How to drive digital transformation
A business’ digital transformation requires greater levels of collaboration between every department in the organisation, from finance to marketing to HR. This begins with closer alignment among line-of-business leaders, whose approach to working together will ultimately trickle down to their teams. Finance teams are aware that a gap currently exists in this regard. Nearly one third admit that a lack of alignment between finance and the wider business is standing in the way of change.
In particular, there needs to be greater collaboration between finance and IT. In many organisations the task of extracting business insight from data falls to the CIO, who has a great deal to add from an IT strategy standpoint. Nearly three-quarters (73 per cent) of finance leaders agree closer CIO/CFO alignment has become important to achieving the company’s finance transformation.
Employing a CDO
The next step, and one that some organisations have already taken, is to bring a Chief Data Officer (CDO) into the fold. The truth is that the CIO’s competencies are largely about maximising technology’s impact on the business rather than understanding the importance of data itself. CDOs, on the other hand, often have a background in engineering or mathematics and are most inclined to take a strategic approach to their analysis. Importantly, they know which questions the business must ask of its data to get the answer it needs.
Much of a company’s most valuable data begins its life as unstructured, and what some might even call chaotic, pools of information. It ranges from concrete data on customer demographics to less quantifiable records of news events to weather conditions. Measuring, quantifying, and linking all these elements requires a different analysis than finance is used to.

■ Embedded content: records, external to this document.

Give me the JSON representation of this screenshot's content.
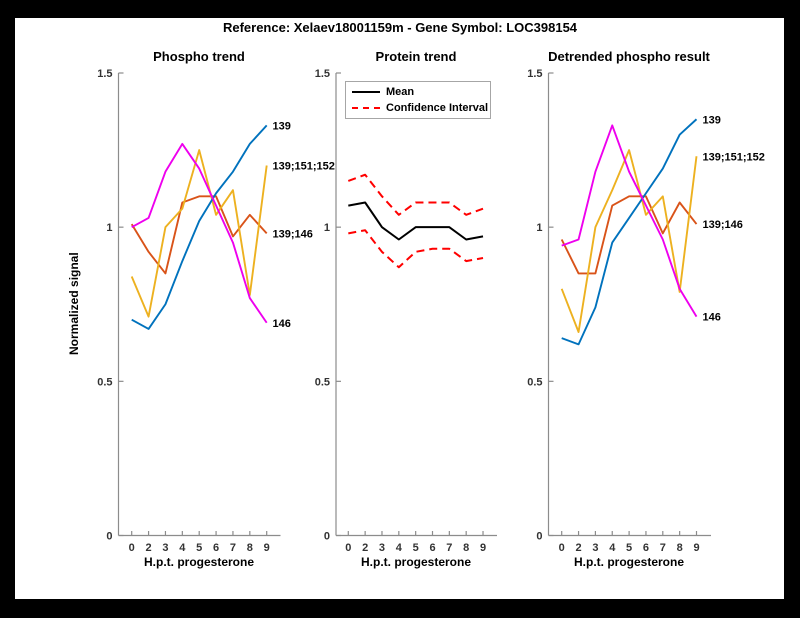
{
  "title": "Reference:  Xelaev18001159m - Gene Symbol:  LOC398154",
  "axes": {
    "ylabel": "Normalized signal",
    "xlabel": "H.p.t. progesterone",
    "y_tick_labels": [
      "0",
      "0.5",
      "1",
      "1.5"
    ],
    "y_ticks": [
      0,
      0.5,
      1,
      1.5
    ],
    "ylim": [
      0,
      1.5
    ]
  },
  "legend": {
    "items": [
      {
        "label": "Mean",
        "color": "#000000",
        "dashed": false
      },
      {
        "label": "Confidence Interval",
        "color": "#FF0000",
        "dashed": true
      }
    ]
  },
  "colors": {
    "blue": "#0072BD",
    "orange": "#D95319",
    "yellow": "#EDB120",
    "magenta": "#EE00EE",
    "mean": "#000000",
    "confidence": "#FF0000",
    "axis": "#8C8C8C",
    "tick_text": "#333333"
  },
  "chart_data": [
    {
      "type": "line",
      "title": "Phospho trend",
      "categories": [
        "0",
        "2",
        "3",
        "4",
        "5",
        "6",
        "7",
        "8",
        "9"
      ],
      "ylim": [
        0,
        1.5
      ],
      "annotated": true,
      "series": [
        {
          "name": "139;146",
          "color": "#D95319",
          "dashed": false,
          "label": "139;146",
          "values": [
            1.01,
            0.92,
            0.85,
            1.08,
            1.1,
            1.1,
            0.97,
            1.04,
            0.98
          ]
        },
        {
          "name": "139;151;152",
          "color": "#EDB120",
          "dashed": false,
          "label": "139;151;152",
          "values": [
            0.84,
            0.71,
            1.0,
            1.06,
            1.25,
            1.04,
            1.12,
            0.78,
            1.2
          ]
        },
        {
          "name": "139",
          "color": "#0072BD",
          "dashed": false,
          "label": "139",
          "values": [
            0.7,
            0.67,
            0.75,
            0.89,
            1.02,
            1.11,
            1.18,
            1.27,
            1.33
          ]
        },
        {
          "name": "146",
          "color": "#EE00EE",
          "dashed": false,
          "label": "146",
          "values": [
            1.0,
            1.03,
            1.18,
            1.27,
            1.19,
            1.07,
            0.95,
            0.77,
            0.69
          ]
        }
      ]
    },
    {
      "type": "line",
      "title": "Protein trend",
      "categories": [
        "0",
        "2",
        "3",
        "4",
        "5",
        "6",
        "7",
        "8",
        "9"
      ],
      "ylim": [
        0,
        1.5
      ],
      "annotated": false,
      "series": [
        {
          "name": "Confidence Interval upper",
          "color": "#FF0000",
          "dashed": true,
          "label": "",
          "values": [
            1.15,
            1.17,
            1.1,
            1.04,
            1.08,
            1.08,
            1.08,
            1.04,
            1.06
          ]
        },
        {
          "name": "Confidence Interval lower",
          "color": "#FF0000",
          "dashed": true,
          "label": "",
          "values": [
            0.98,
            0.99,
            0.92,
            0.87,
            0.92,
            0.93,
            0.93,
            0.89,
            0.9
          ]
        },
        {
          "name": "Mean",
          "color": "#000000",
          "dashed": false,
          "label": "",
          "values": [
            1.07,
            1.08,
            1.0,
            0.96,
            1.0,
            1.0,
            1.0,
            0.96,
            0.97
          ]
        }
      ]
    },
    {
      "type": "line",
      "title": "Detrended phospho result",
      "categories": [
        "0",
        "2",
        "3",
        "4",
        "5",
        "6",
        "7",
        "8",
        "9"
      ],
      "ylim": [
        0,
        1.5
      ],
      "annotated": true,
      "series": [
        {
          "name": "139;146",
          "color": "#D95319",
          "dashed": false,
          "label": "139;146",
          "values": [
            0.96,
            0.85,
            0.85,
            1.07,
            1.1,
            1.1,
            0.98,
            1.08,
            1.01
          ]
        },
        {
          "name": "139;151;152",
          "color": "#EDB120",
          "dashed": false,
          "label": "139;151;152",
          "values": [
            0.8,
            0.66,
            1.0,
            1.12,
            1.25,
            1.04,
            1.1,
            0.79,
            1.23
          ]
        },
        {
          "name": "139",
          "color": "#0072BD",
          "dashed": false,
          "label": "139",
          "values": [
            0.64,
            0.62,
            0.74,
            0.95,
            1.03,
            1.11,
            1.19,
            1.3,
            1.35
          ]
        },
        {
          "name": "146",
          "color": "#EE00EE",
          "dashed": false,
          "label": "146",
          "values": [
            0.94,
            0.96,
            1.18,
            1.33,
            1.18,
            1.07,
            0.96,
            0.8,
            0.71
          ]
        }
      ]
    }
  ]
}
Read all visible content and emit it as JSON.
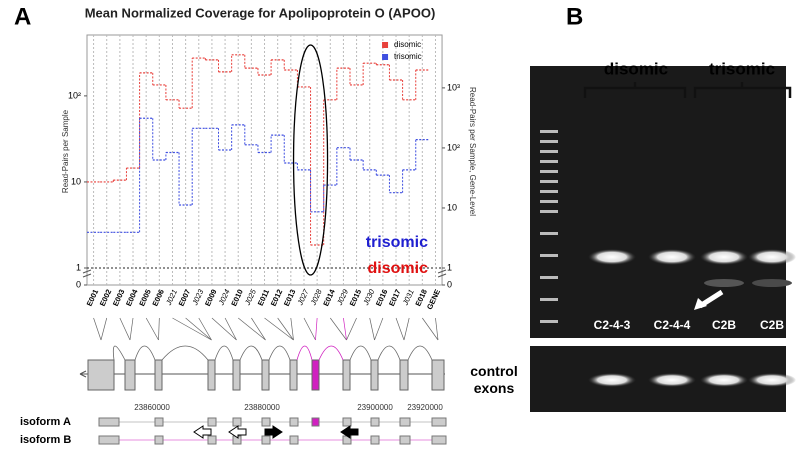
{
  "panel_labels": [
    "A",
    "B"
  ],
  "chart_data": {
    "type": "step",
    "title": "Mean Normalized Coverage for Apolipoprotein O (APOO)",
    "y_label": "Read-Pairs per Sample",
    "y2_label": "Read-Pairs per Sample, Gene-Level",
    "categories": [
      "E001",
      "E002",
      "E003",
      "E004",
      "E005",
      "E006",
      "J021",
      "E007",
      "J023",
      "E009",
      "J024",
      "E010",
      "J025",
      "E011",
      "E012",
      "E013",
      "J027",
      "J028",
      "E014",
      "J029",
      "E015",
      "J030",
      "E016",
      "E017",
      "J031",
      "E018",
      "GENE"
    ],
    "series": [
      {
        "name": "disomic",
        "color": "#e8413c",
        "values": [
          10,
          10,
          10.5,
          14.5,
          185,
          134,
          90,
          72,
          275,
          262,
          190,
          300,
          210,
          175,
          262,
          200,
          127,
          1.85,
          90,
          210,
          134,
          240,
          230,
          153,
          90,
          200,
          null
        ]
      },
      {
        "name": "trisomic",
        "color": "#3f4fe0",
        "values": [
          2.6,
          2.6,
          2.6,
          2.6,
          55,
          18,
          22,
          5.4,
          42,
          42,
          23.5,
          46,
          27,
          22,
          35,
          16.6,
          13.8,
          4.5,
          9.2,
          25,
          18,
          13.8,
          12,
          7.5,
          13.8,
          31,
          null
        ]
      }
    ],
    "log_scale": true,
    "ylim": [
      1,
      510
    ],
    "yticks": [
      {
        "value": 0,
        "label": "0"
      },
      1,
      10,
      {
        "value": 100,
        "label": "10²"
      }
    ],
    "y2lim": [
      1,
      7600
    ],
    "y2ticks": [
      {
        "value": 0,
        "label": "0"
      },
      1,
      10,
      {
        "value": 100,
        "label": "10²"
      },
      {
        "value": 1000,
        "label": "10³"
      }
    ],
    "grid": true,
    "legend": "top-right",
    "annotations": [
      {
        "text": "trisomic",
        "color": "#1f1fd0"
      },
      {
        "text": "disomic",
        "color": "#e01010"
      }
    ]
  },
  "gene_model": {
    "coordinate_labels": [
      "23860000",
      "23880000",
      "23900000",
      "23920000"
    ],
    "isoforms": [
      "isoform A",
      "isoform B"
    ]
  },
  "gel": {
    "groups": [
      "disomic",
      "trisomic"
    ],
    "lanes": [
      "C2-4-3",
      "C2-4-4",
      "C2B",
      "C2B"
    ],
    "control_label": "control exons"
  }
}
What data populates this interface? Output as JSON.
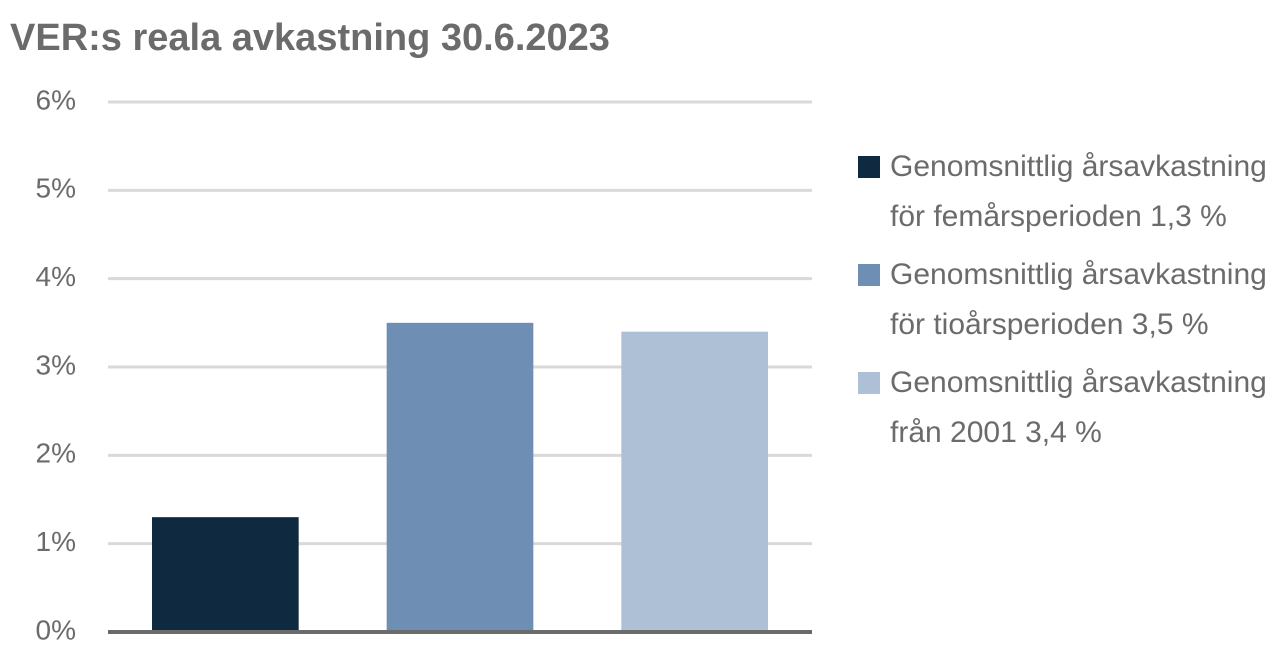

This is where the CDO comes in. Each pocket of information is invaluable because it is unique. It can only be captured once. Bringing structure and pulling out insights from thousands, if not millions, of uniquely important data points is the Chief Data Officer’s primary objective.
Gartner estimates 90 per cent of large organisations will have a CDO by 2019. As the position grows in popularity, the CDO’s role will extend to educating other executives – particularly the CFO and CIO – about how they can get more out of their data and to working more closely with them so they can achieve this.
To unravel new opportunities in the information age, the company’s leaders need to be able to move nimbly together. The process of digital transformation isn’t a free-for-all; it requires a collective vision as well as buy-in from every department in the business.
When all key decision-makers have access to the data they need, there is greater opportunity for forward motion and clearer ownership of each route towards progress. The fact that the CFO, CIO, and CDO each have so much to add in terms of how the company uses its data and technology is an indication of how businesses are evolving, and in its position at the nerve centre of the organisation the finance department is instrumental in helping the boardroom achieve its vision for the future.